Part II (chapters four through six) moves to the modern period to place the account of civic virtue developed in Part I in dialogue with modern discussions of natural law and political philosophy – liberalism and classical republicanism. Bushlack engages with contemporary scholarship on Henri de Lubac’s thesis on the relationship of nature and grace and its significance for Catholic social and political thought. He concludes that “a Thomistic construal of natural law requires maintaining a stronger distinction between nature and grace than de Lubac’s collapsing of this distinction tends to allow. Doing so provides a theoretical foundation for appreciating the necessity of creating and maintaining public spaces within which Christians can engage in dialogue with others while still drawing on our fundamental theological principles and beliefs ….” (164) Maintaining this distinction between nature and grace avoids the temptation to Christian epistemic superiority and elitism as well as any forms of semi-Jansenism or semi-Pelagianism.

In dialogue with liberalism Bushlack focuses on the work of John Rawls and William Galston. He agrees with Rawl’s notion of an “overlapping consensus” providing common ground as a starting point for public discussion about the common good but disagrees with him about the “priority of the right over the good.” Bushlack values Galston’s articulation of the goods of liberalism. He concludes, “A theological account of civic virtue can make use of Rawl’s overlapping consensus and Galston’s articulation of the goods of liberalism, while continuing to insist that a cognitive conception of the common good and the will to defend it are essential for cultivating the kind of civic virtue that will best support the goods pursued within liberal, democratic societies.” (168-9)

While liberalism stresses the freedom and autonomy of the individual, classical republicanism upholds a stronger sense of the common good. In discussing this tradition Bushlack draws on the thought of Philip Pettit and Eric MacGilvray. Pettit expands the liberal notion of freedom as non-interference to freedom from “arbitrary forms of coercion from other persons, groups, and/or social forces such as the market.” (186) MacGilvray’s analysis of the market suggests that its language of freedom is “potentially even more corrosive to freedom and civic virtue than the communist or socialist threats of the twentieth century.” (189) The republican notion of freedom demands more of the state in the protection of the common good.

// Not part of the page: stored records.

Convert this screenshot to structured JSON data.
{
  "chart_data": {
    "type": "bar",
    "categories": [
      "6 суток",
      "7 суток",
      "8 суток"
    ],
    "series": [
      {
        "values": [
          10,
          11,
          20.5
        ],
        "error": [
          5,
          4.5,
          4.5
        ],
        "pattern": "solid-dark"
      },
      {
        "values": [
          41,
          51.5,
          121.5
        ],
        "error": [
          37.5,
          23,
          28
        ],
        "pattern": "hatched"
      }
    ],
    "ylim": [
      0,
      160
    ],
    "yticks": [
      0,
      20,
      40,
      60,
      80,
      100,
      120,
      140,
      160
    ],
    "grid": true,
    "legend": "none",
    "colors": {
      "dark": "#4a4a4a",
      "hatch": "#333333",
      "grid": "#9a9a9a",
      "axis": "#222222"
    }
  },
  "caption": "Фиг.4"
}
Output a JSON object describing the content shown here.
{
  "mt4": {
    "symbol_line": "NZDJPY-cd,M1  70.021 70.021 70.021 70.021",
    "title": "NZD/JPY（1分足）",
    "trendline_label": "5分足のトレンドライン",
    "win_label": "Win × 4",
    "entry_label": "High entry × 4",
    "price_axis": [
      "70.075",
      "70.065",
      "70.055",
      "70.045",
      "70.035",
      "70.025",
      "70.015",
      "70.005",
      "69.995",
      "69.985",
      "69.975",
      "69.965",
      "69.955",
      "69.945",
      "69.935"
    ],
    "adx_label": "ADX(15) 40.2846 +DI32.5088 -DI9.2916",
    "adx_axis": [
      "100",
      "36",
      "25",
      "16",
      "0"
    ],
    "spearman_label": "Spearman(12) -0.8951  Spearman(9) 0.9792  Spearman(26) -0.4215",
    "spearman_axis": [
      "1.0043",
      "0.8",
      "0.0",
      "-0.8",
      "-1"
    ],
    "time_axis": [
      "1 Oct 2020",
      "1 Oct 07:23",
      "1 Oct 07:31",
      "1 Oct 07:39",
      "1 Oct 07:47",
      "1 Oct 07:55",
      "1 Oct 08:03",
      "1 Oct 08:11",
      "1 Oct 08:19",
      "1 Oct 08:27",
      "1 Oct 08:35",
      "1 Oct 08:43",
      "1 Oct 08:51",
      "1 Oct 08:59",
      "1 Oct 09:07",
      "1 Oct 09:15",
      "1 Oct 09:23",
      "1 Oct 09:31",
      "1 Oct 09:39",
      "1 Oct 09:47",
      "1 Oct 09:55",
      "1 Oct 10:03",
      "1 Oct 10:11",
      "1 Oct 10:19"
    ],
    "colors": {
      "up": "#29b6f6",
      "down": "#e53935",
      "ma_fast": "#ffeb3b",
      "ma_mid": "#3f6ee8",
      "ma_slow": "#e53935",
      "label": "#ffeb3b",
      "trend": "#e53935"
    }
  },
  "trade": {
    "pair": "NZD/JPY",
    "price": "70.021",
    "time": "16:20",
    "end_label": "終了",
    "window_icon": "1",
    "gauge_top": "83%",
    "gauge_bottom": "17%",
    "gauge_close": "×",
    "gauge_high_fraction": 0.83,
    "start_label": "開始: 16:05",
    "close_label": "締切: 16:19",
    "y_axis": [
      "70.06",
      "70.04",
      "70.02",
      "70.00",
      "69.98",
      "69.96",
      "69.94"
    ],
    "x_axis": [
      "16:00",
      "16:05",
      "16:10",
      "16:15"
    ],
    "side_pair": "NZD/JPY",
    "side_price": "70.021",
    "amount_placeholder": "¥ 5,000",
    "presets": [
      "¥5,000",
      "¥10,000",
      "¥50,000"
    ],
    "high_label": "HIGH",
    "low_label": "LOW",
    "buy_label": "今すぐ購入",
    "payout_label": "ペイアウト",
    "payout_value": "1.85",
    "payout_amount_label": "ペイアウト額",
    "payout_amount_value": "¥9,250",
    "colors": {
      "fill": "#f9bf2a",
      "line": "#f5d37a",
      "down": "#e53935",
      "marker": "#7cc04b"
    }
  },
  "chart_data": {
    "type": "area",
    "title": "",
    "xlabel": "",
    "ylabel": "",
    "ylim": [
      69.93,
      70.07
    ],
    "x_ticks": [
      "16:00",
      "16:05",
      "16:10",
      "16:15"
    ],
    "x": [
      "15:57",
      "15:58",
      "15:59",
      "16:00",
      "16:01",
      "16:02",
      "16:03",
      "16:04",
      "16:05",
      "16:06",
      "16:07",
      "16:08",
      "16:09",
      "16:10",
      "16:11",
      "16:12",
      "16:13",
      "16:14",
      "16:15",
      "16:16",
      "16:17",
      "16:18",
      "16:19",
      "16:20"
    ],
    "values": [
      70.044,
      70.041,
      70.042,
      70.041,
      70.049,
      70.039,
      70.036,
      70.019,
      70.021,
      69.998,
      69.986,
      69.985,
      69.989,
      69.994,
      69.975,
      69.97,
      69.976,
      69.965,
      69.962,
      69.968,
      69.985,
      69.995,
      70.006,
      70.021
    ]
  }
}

In Chapter Six Bushlack tackles the culture wars. He follows sociologist and Christian James Davison Hunter’s account of how we have arrived at the current political and cultural gridlock and agrees with his judgment that “the predominant forms of Christian engagement in the late twentieth and early twenty-first centuries are not only ineffective and necessarily doomed to failure, but also incongruent with the primary task of the church to witness to the gospel.” (199) Bushlack draws on Aristotle’s Rhetoric to extend Thomas’s theory of civic virtue to provide linguistic and moral reasoning skills to pursue a public discussion of the common good. He argues that “reason (logos), character (ethos), and passionate commitment (pathos) may be put to use in the practice of civic virtue to build trust, cultivate civic friendship, and facilitate a process of collective deliberation in the pursuit of just practical solutions to political dilemmas.” (251) Finally, Bushlack offers examples of groups who are practicing the kind of positive witness and constructive rhetoric that he is advocating: lay apostolates such as Catholic Action, the community of Sant’Egidio, and the Focolare Movement.

This book is exceptionally well-written and clear in its explanations. Anyone frustrated with the seemingly interminable political gridlock and culture war rhetoric of our time may find some direction here for finding a better way.